Valentine’s Day can be a tough time for a young Jew. Fancy restaurants do not cater well to our people. The last time I took a lady to a snooty eatery, the special was baked swiss-cheese-topped-pork stuffed into a lobster served on a picture of Jesus.
Why do we put ourselves through this fahklumpt meshugas? Why not treat your special someone to a romantic night right in your own home? What if you prepared this same sexy evening, from ingredients that you have left over from Jewish holidays? The possibilities, my friends, are endless.
Set the mood with candles. Hanukkah candles.
You’ve got a menorah just sitting on a shelf as a decoration? If that menorah had a Jewish mother it would get yelled at for being so lazy. Put it to work softly lighting the room, and watch your significant other marvel at your ability to create ambiance and your resourcefulness. If she asks why a menorah, look deeply into her eyes and say “because I never stop believing in miracles,” and kiss her, you smoothie.
What’s for dinner?
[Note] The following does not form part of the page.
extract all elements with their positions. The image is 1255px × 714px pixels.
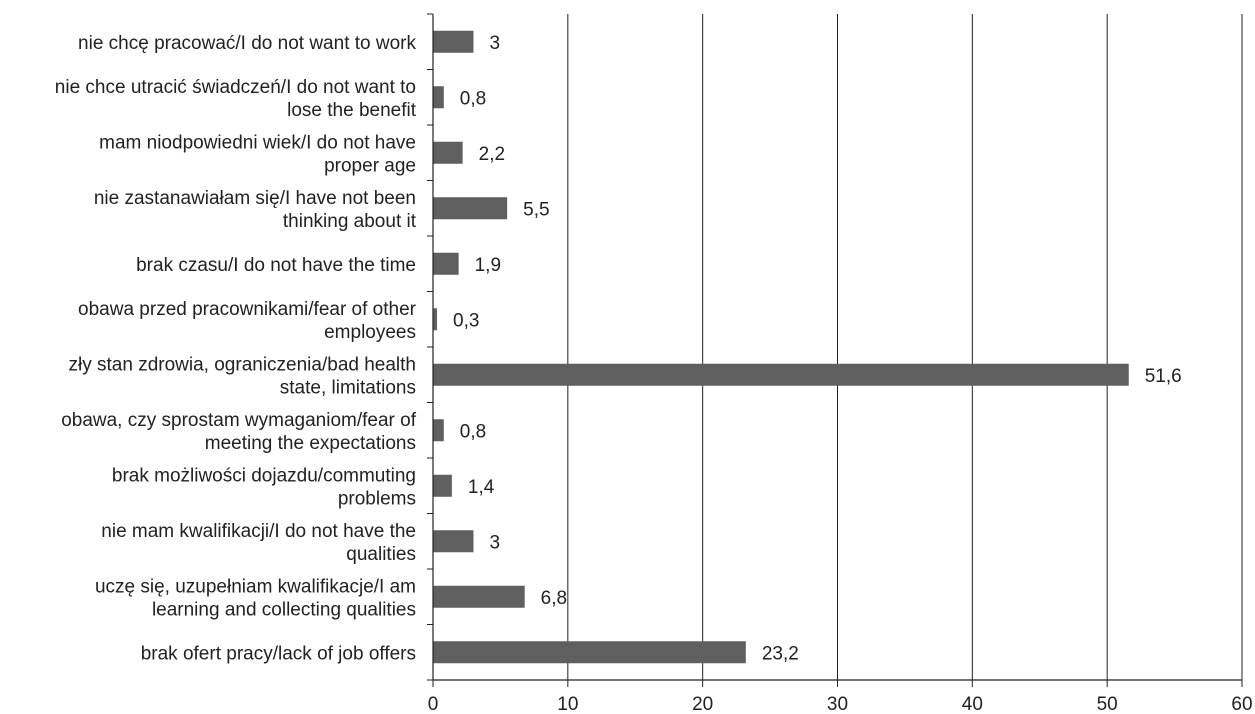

What isn’t?
A romantic dinner comprised of Jewish leftovers from around the house could be any number of tantalizing combinations. When you think of a sexy dish, what is the first thing that comes to mind? Gefilte fish, I knew we were on the same page. What if you upped the ante and served up some Manischewitz-marinated Gefilte fish? That latke mix box you’ve got lying around doesn’t make latkes, it makes, “salt-encrusted potato medallions.” You just created a fancy dinner and freed up pantry space (for more Gefilte fish).
Sukkot: The gift that keeps on giving.
What is the point of a gift like chocolates? They’re gone when you eat them, and then you forget about them. A gift should be something practical, something you can really use in your daily life. I say, take the wood and hammers you used to make your sukkah, and gift them to your lady. She’ll always have them as a reminder of your romantic gift-giving skills and thoughtfulness. Who knows what she could create with them? As long as she doesn’t build a chuppah, you can’t go wrong.
Sprinkle rose petals on the bed? More like sprinkle matzah.
Why would you waste perfectly good flowers creating a sexy atmosphere when you’ve got what you need collecting dust in the back of the pantry since last April? Keep those flowers in a vase and crumble (let’s be honest—it’s already crumbled) some matzah on that bed. What you lack in traditional symbols of love you will gain in the cute, uniting task of gathering all the tiny matzah bits when they get everywhere. And have you ever been with your lady on top of a bed of matzah? I won’t make a find the Afikomen joke here, but she will, and she’ll thank you for it.
Put all these steps together, and you’ve got yourself a sexy dinner for two followed by an intensely romantic evening. A successful evening and using all your Jewish holiday leftovers? Now that’s a good Tuesday. Just be sure to save the Purim noisemakers for some fun in the bedroom.